Так говорила пятого числа в короеде месяце 1999 года от Восхода известная фрейлина и приближенная королевы Алатиэли, почтенная мадам Инженю, она же бабка Чумазея, всякому встречному и поперечному. Чумазея воображала, что говорит по-бонжурски, как и полагается всякой уважающей себя придворной даме. Она думала, что коли подбирать все слова с ударением на последнем слоге, то и выйдет настоящий бонжурский язык вместо исконного посконского, которому не место при дворе короля Стремглава Первого.
Фрейлина она была не взаправдашняя, как и большинство придворных, которые тоже не очень-то умели объясняться по-бонжурски.
Лучше всех владел этим языком сам король, Стремглав Первый, но и он был король не взаправдашний, потому что в Посконии никаких королей отроду не водилось, а водились только цари.
Да он, честно сказать, и царь-то был не настоящий. Разве настоящие цари-короли набирают себе придворных не по знатности рода, а по причине происхождения из одной с ним глухой деревни Новая Карга?

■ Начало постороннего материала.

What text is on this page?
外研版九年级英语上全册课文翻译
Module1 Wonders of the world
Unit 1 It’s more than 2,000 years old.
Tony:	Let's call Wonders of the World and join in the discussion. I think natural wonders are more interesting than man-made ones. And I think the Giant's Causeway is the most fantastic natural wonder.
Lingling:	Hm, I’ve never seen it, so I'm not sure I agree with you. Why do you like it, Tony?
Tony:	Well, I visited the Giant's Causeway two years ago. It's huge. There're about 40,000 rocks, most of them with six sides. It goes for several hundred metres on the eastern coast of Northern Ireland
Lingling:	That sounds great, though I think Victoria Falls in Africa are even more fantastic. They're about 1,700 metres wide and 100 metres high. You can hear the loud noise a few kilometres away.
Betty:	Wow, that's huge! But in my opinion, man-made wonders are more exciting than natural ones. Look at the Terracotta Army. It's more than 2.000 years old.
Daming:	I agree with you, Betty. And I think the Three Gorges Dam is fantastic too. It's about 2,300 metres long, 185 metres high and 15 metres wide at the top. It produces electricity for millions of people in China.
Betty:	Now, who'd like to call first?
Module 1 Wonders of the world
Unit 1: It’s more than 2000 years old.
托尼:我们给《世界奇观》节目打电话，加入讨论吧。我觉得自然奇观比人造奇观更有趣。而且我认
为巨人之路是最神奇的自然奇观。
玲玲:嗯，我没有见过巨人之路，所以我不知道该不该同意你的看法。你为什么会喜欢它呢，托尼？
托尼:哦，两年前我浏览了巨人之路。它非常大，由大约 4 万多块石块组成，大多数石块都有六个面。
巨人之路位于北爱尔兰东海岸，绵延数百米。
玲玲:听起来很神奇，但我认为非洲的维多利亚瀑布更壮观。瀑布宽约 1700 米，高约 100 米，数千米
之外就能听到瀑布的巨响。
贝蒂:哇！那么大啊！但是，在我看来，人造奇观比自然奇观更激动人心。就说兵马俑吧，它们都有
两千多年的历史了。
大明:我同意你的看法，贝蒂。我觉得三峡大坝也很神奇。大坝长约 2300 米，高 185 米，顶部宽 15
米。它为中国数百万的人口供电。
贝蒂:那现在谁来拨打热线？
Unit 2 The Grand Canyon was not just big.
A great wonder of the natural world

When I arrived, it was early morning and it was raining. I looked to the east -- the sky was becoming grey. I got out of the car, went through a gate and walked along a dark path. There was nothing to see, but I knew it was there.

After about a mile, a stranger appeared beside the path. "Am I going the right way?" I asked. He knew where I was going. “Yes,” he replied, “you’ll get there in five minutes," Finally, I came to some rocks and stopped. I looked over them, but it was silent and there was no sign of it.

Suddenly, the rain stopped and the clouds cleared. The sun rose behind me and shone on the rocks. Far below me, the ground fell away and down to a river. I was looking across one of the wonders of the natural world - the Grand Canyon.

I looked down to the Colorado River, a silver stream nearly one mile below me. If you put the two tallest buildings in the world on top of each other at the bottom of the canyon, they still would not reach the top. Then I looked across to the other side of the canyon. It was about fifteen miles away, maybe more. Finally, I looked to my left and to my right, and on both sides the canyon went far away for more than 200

— Что ты несешь, страшилище преклоннолетнее? — зашипел король, услышав якобы бонжурскую речь. — Какой я тебе прынц? Я тебе, труперда старая, вотр мажести! По-нашему — ваше величество!
— А по-вашему — наше величество! — не растерялась фрейлина. — Для тебя же, окаянного, стараюсь, чтобы перед послами не опозорить!
— Я же тебе сказал, под лоскутную юбку роброн не надевать! — простонал король Стремглав Первый. — Не тебе ли для придворного платья отрез неспанской парчи выдали?
— А вот как проживем всю казну, так и отрез сгодится! — не сдавалась бабка Чумазея. — Пусть в клети лежит — есть не просит!
— Чего приперлась-то? Пожар, что ли?
— Супруга твоя рожать изволит!
ПРОЛОГ
Три дива водилось в земле, Посконией именуемой.
Первое диво — что ворота золотые.
Другое диво — что храмы железные.
Третье диво — что печи деревянные.
С тех пор золотые ворота пустили на золотую монету, а золото давно пропили.
Храмы железные перековали на доспехи да мечи.
Остались одни деревянные печи.
Изготовлять их наловчились из лени, поскольку долбить живое дерево много легче, нежели дикий камень.
Редкие иноземные путешественники, ночуя в ненастье по духовитым избам посконским, отмечали великое чудо: биться в тесной печурке огонь бьется, а вреда ей никакого не причиняет, хотя и тепла дает не слишком много.
Бывало, просили хозяина продать чудо-печь на вывоз; и продавали, и вывозили, предварительно пометив бревна, как это делают с избами и теремами, желая поставить их на новом месте.
Но на новых местах деревянные печи горели как миленькие, и оттого всех путешественников с тех пор заранее полагают лжецами, вралями, выдумщиками и загибалыциками.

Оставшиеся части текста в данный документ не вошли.